Still, he was convinced to apply for the role and eventually embark on a trial Shabbat. Greenpoint Shul, it seemed, was exactly what he didn’t know he was looking for.
“It was a great weekend. It was a really special, down to earth community with a wide range of views on a lot of issues, religious diversity, faith diversity, racial diversity. I already feel like I get uncomfortable in homogenous settings and this shul was the opposite of that,” Rothstein said. “There was a Satmar person there on Shabbat morning, there was a Chabadnik, there was somebody who was learning Talmud and there were people who came in jeans and a T-shirt. I thought to myself, ‘This is my kind of place.’”
As for the congregants, who have been organizing lay-led services since Greenfield departed, the first question at the Q and A session during Rothstein’s trial Shabbat, according to Lasky, was, “When can you start?”
“If services were at 7 p.m., by 10 o’clock, there was popular demand,” to hire Rothstein, she said. “People have rolled up their sleeves in incredible ways and taken on new skills and shown incredible commitment to the congregation. At the same time, people are really excited to have a spiritual leader and someone who can bring us all together and create some of that shape that any community needs.”
Rothstein will continue his role as JFNA, and is eager to see how his work there translates to a local setting. “Being at JFNA, in both my role and as a national organization, we’re way up here,” in terms of broad, big-picture consulting and advising of Jewish organizations, he said. “I have often felt like, wow, how great it would be to be in a local setting, on the streets, and with the people. It feels really exciting.”

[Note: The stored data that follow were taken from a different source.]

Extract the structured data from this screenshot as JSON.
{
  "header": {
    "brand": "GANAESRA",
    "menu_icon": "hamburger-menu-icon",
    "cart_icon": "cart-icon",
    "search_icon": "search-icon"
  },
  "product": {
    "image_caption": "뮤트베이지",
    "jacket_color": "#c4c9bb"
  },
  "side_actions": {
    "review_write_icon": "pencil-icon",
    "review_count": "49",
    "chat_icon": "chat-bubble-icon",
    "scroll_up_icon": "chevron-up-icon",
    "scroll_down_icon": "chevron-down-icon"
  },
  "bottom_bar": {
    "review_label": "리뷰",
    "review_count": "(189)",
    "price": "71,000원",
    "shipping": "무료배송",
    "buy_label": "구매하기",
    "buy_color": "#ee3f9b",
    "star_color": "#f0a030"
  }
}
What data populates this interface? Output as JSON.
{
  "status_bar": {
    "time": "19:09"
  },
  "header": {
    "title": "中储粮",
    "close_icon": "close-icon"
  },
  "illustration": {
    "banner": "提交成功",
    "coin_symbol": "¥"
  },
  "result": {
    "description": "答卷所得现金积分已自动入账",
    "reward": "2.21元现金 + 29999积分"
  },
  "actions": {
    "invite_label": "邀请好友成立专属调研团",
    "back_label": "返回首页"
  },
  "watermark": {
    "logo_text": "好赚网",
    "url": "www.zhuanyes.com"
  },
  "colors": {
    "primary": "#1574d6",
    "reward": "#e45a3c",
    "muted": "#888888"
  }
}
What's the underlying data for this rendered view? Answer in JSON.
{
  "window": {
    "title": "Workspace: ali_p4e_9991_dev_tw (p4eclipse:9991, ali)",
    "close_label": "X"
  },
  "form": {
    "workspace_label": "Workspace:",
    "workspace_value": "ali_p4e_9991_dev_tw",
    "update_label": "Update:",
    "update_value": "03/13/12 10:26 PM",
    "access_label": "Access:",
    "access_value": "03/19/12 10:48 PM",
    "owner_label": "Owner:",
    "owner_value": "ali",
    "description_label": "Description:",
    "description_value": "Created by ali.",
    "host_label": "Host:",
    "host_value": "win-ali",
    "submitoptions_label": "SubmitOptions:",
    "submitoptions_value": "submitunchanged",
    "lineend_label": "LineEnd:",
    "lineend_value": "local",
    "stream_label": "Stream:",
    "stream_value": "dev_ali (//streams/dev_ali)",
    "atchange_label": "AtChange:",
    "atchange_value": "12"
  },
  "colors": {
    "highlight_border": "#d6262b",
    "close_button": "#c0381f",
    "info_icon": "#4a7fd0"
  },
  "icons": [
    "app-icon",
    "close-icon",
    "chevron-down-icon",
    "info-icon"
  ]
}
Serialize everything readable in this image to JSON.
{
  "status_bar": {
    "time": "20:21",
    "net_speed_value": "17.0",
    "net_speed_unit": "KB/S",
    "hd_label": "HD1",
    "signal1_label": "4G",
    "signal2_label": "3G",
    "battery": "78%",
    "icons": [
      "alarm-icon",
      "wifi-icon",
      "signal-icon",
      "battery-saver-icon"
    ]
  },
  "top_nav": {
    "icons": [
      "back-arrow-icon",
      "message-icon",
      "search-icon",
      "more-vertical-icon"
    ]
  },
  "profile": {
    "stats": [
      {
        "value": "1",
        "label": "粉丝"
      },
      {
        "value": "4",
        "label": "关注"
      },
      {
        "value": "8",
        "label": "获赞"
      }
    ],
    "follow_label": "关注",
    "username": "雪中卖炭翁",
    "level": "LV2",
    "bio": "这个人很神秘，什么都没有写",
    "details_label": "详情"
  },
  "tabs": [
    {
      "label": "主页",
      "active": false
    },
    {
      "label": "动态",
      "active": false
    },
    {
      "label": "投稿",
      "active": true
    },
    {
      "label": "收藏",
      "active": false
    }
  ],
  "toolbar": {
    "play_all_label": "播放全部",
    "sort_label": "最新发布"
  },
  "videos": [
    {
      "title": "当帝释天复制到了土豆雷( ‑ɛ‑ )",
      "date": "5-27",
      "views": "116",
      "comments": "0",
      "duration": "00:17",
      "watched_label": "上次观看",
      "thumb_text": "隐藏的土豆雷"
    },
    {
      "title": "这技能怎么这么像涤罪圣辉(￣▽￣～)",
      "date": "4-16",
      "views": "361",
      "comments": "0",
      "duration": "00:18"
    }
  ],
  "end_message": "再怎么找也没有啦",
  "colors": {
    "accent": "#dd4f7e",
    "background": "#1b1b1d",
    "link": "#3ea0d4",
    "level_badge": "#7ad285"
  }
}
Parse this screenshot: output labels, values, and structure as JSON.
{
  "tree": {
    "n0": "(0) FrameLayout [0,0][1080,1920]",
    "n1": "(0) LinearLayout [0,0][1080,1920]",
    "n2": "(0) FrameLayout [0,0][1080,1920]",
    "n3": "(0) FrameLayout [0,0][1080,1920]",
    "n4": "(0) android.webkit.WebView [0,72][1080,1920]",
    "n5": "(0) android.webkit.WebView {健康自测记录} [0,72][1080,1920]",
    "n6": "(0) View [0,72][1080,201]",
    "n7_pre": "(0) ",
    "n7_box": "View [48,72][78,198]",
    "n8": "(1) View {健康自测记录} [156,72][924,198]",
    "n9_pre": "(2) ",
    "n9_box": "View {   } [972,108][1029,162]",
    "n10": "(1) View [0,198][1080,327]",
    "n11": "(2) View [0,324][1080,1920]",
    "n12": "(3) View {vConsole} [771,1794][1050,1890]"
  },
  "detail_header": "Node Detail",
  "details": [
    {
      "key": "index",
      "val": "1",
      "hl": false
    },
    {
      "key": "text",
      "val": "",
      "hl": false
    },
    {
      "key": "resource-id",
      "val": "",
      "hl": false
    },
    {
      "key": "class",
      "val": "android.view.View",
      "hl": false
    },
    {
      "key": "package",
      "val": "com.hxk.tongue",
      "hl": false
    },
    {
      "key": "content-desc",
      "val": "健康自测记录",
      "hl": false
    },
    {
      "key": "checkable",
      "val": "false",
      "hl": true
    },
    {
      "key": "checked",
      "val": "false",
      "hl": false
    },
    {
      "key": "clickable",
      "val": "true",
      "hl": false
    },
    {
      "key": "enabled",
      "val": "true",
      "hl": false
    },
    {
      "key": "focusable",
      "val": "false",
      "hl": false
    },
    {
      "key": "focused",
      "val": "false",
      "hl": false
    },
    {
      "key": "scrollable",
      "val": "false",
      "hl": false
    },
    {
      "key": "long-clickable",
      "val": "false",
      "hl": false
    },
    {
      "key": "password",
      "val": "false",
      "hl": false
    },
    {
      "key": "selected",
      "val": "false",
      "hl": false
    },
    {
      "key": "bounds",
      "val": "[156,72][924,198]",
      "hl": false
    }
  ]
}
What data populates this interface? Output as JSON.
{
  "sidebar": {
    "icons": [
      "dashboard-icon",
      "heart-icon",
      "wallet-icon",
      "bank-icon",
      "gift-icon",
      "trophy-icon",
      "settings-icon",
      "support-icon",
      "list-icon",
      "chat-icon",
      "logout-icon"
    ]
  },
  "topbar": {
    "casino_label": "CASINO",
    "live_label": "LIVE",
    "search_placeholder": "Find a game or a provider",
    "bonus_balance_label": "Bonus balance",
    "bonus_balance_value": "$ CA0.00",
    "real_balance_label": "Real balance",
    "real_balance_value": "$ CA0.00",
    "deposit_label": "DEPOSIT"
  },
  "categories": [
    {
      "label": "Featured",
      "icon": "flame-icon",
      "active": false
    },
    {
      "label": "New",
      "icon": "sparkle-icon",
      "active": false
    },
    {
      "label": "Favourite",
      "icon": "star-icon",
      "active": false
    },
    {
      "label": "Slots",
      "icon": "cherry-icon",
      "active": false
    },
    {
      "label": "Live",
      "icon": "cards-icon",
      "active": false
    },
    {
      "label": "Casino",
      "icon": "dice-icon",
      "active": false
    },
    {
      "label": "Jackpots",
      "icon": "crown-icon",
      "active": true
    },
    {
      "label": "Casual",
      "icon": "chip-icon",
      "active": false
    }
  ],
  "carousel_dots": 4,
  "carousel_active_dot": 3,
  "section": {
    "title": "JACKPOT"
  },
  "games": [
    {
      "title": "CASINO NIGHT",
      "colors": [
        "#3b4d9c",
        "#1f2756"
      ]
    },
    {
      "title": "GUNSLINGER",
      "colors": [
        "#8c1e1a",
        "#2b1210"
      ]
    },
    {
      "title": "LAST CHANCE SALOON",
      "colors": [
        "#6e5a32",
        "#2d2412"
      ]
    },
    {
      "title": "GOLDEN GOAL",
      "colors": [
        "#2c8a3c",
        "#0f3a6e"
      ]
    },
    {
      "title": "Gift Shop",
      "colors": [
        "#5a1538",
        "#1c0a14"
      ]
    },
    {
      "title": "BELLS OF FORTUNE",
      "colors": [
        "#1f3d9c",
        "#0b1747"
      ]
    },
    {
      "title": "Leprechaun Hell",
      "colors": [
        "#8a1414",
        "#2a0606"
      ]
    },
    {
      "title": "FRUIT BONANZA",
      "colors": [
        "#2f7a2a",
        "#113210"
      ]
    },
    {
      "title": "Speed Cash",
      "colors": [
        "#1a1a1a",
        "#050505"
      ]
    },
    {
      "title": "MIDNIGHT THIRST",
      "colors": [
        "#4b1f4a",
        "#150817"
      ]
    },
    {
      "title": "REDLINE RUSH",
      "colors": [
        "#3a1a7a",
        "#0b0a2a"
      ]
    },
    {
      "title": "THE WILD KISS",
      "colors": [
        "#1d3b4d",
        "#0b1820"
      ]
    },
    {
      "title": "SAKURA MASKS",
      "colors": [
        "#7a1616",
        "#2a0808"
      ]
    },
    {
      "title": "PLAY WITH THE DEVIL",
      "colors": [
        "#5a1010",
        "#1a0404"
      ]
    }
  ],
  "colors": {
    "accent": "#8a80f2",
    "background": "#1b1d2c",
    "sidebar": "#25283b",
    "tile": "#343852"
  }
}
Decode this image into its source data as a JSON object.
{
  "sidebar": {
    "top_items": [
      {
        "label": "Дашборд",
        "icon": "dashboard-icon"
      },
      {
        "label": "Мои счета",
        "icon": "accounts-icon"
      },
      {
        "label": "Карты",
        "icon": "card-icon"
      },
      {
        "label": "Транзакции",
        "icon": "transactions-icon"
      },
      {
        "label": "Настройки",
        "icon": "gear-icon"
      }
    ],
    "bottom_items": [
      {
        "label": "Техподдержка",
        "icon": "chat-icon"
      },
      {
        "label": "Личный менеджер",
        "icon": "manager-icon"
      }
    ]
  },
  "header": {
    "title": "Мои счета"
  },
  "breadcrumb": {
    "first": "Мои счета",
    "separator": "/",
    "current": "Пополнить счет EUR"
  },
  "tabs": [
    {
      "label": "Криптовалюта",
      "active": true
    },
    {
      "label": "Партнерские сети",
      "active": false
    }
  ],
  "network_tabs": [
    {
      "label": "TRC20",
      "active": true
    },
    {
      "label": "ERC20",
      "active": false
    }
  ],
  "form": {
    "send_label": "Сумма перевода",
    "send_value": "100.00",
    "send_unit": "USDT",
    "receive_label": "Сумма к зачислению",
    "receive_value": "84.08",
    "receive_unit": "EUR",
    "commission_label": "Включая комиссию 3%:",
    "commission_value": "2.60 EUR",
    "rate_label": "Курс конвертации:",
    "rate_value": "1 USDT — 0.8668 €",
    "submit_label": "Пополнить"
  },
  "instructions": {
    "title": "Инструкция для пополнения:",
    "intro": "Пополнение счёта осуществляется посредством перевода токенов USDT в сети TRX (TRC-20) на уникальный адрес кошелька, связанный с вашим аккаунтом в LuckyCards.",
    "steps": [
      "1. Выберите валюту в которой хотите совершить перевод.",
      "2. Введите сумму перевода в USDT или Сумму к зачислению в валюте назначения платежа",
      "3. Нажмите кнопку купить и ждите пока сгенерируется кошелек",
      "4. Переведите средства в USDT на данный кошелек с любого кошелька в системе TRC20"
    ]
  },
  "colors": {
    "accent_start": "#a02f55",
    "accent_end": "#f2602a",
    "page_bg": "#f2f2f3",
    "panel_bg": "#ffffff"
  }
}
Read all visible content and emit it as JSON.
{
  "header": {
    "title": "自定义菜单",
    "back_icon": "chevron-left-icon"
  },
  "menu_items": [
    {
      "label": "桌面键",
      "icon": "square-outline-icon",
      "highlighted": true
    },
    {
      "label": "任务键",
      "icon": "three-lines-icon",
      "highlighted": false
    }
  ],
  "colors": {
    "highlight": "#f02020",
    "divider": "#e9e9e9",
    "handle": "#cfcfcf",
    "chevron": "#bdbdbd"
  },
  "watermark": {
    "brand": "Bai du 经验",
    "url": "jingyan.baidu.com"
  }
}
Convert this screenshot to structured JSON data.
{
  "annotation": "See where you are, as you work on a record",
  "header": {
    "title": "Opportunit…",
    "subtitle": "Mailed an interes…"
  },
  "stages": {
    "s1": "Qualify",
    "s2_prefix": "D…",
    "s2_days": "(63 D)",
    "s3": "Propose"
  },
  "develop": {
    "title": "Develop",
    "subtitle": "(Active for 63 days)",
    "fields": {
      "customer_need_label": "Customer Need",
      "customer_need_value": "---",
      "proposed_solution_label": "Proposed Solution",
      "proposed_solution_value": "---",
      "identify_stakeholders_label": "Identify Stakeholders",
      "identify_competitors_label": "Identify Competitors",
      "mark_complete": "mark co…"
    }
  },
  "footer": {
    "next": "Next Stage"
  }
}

Being on the streets with people has already happened a bit more literally than Rothstein expected. He moved to the neighborhood from Harlem in mid-July, and he’s already been stopped by passersby multiple times.
One guy drove past Rothstein and Gottfried on a motorcycle before doubling back to say congratulations, introduce himself and strike up a conversation. Another woman, who was volunteering outside a grocery store, stopped him to say “happy” Shabbos.
“We said ‘Happy Shabbos’ back, and then 15-20 seconds later, she yelled, ‘I mean, good Shabbos! My grandparents would be so disappointed,’” he recalled with a laugh.
“There’s this energy I felt when I was walking through the streets of Brooklyn — diverse, open, eclectic,” he said. “Just being able to see this big, beautiful skyline of Manhattan, makes me realize that we’re at the center of so much. We’re in a very physical concrete jungle, so to have such a spiritual, emotional, healing kind of role, feels like it would be in contrast, but it’s so integrated.”